> Alex Alten wrote:
> > At 05:12 PM 2/26/2006 +0000, Ben Laurie wrote:
> >> Alex Alten wrote:
> >>> At 02:59 PM 2/24/2006 +0000, Ben Laurie wrote:
> >>>> Ed Gerck wrote: We have keyservers for this (my chosen
> >>>> technology was PGP). If you liken their use to looking up an
> >>>> address in an address book, this isn't hard for users to grasp.
> >>>>
> >>>
> >>> I used PGP (Enterprise edition?) to encrypt my work emails to a 
> >>> distributed set of members last year.  We all had each other's
> >>> public keys (about a dozen or so).
> >>>
> >>> What I really hated about it was that when [EMAIL PROTECTED] sent
> >>> me an email often I couldn't decrypt it.  Why?  Because his
> >>> firm's email server decided to put in the FROM field
> >>> "[EMAIL PROTECTED]". Since it didn't match the email name
> >>> in his X.509 certificate's DN it wouldn't decrypt the S/MIME
> >>> attachment. This also caused problems with replying to his email.

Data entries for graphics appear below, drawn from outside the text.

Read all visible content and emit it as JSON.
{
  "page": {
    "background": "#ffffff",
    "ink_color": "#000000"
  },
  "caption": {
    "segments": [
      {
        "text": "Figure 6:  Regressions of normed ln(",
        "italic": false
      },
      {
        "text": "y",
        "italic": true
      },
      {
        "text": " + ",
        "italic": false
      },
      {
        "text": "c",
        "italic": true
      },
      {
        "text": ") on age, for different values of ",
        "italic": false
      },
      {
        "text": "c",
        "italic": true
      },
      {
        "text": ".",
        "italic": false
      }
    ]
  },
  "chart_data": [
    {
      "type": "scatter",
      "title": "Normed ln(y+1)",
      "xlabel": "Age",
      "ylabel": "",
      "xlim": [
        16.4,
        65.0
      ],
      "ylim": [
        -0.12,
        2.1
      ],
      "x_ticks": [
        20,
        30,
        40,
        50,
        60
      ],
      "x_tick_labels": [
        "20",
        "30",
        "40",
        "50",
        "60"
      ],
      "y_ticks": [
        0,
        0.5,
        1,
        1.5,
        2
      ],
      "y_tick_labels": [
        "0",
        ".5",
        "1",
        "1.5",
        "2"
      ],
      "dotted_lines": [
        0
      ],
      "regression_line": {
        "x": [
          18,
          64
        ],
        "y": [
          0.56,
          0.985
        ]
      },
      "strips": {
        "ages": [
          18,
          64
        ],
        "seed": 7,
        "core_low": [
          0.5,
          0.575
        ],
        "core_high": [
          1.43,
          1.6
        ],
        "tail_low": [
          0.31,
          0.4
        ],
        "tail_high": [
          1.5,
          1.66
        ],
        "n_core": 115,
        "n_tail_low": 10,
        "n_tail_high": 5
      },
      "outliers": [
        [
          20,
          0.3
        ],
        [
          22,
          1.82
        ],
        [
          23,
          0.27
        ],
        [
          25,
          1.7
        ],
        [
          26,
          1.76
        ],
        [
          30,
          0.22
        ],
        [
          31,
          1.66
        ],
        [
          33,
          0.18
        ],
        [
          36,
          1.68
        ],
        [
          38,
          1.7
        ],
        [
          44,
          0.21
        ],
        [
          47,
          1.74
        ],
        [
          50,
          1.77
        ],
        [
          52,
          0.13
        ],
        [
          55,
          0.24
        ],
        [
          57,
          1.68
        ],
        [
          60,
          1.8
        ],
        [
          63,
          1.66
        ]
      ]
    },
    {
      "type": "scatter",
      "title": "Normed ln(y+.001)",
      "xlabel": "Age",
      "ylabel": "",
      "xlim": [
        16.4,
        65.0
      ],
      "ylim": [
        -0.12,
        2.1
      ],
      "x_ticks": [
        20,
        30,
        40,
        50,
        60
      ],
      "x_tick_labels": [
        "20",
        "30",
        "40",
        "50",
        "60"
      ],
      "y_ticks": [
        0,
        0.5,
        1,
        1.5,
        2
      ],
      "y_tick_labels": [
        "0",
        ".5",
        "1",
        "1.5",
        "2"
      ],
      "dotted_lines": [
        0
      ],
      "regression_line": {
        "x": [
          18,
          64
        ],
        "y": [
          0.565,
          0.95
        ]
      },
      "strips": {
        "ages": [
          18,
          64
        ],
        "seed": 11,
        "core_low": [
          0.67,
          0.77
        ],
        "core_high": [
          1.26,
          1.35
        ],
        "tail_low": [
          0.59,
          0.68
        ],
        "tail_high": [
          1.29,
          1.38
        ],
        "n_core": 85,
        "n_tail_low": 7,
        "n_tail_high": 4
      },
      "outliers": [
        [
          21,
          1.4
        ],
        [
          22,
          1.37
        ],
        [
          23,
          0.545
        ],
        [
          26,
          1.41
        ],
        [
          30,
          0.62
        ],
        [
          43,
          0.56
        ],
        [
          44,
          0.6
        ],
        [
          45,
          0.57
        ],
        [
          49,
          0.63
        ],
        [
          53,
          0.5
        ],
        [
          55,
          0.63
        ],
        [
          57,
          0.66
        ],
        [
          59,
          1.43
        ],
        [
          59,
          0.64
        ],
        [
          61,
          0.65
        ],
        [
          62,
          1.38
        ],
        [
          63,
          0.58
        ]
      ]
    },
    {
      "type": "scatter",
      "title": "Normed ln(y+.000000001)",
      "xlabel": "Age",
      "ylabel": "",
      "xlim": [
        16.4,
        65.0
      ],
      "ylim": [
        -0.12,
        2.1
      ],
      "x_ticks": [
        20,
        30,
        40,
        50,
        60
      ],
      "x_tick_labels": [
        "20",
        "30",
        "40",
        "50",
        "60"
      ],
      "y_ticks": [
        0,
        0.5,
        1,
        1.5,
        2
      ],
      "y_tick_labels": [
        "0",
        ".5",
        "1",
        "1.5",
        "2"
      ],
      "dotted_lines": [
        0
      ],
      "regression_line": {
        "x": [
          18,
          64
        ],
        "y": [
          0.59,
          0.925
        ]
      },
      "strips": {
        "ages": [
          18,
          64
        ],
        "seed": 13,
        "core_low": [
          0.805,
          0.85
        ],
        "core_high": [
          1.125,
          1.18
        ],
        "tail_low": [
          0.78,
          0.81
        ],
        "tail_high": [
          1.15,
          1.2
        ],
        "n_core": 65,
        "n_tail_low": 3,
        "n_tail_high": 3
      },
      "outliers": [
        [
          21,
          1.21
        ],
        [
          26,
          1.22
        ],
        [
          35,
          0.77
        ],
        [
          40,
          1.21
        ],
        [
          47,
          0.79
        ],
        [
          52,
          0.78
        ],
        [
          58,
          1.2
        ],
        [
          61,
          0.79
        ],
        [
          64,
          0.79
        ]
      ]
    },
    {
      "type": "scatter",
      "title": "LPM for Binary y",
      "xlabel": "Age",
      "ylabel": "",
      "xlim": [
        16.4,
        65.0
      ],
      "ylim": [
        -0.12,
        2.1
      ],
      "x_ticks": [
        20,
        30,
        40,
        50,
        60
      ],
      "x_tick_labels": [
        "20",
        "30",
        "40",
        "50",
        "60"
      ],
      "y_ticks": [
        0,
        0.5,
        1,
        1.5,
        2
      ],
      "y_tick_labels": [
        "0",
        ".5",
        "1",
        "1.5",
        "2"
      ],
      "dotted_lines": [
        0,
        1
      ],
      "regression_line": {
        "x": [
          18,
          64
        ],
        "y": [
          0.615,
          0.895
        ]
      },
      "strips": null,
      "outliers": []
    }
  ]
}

> >>> It took us hours, with several experimental emails sent back and
> >>> forth, to figure out the root of the problem.
> >>>
> >>> No wonder PKI has died commercially and encrypted email is on the
> >>>  endangered species list.
> >>
> >> I trust you don't think this is a problem with PKI, right? Since
> >> clearly the issue is with the s/w you were using.
> >
> > I place the blame squarely on X.509 PKI.  The identity aspect of it
> > is all screwed up. No software implementation can overcome such a
> > fundamental architectural flaw.
> 
> OK - I'll bite - why does the sender's identity have any impact on the
> recipient's ability to decrypt?
> 

Because the software needs a unique ID/name to find the correct key to 
use. In practice (corporate) users can have multiple email names, see 
my reply to Peter Gutman.  This is not the fault of the email 
architecture, which has been working fine for 30-40 years, but the fault
of the X.509 architecture trying to piggyback on an address/name space 
that is not designed with security/cryptography considerations in mind.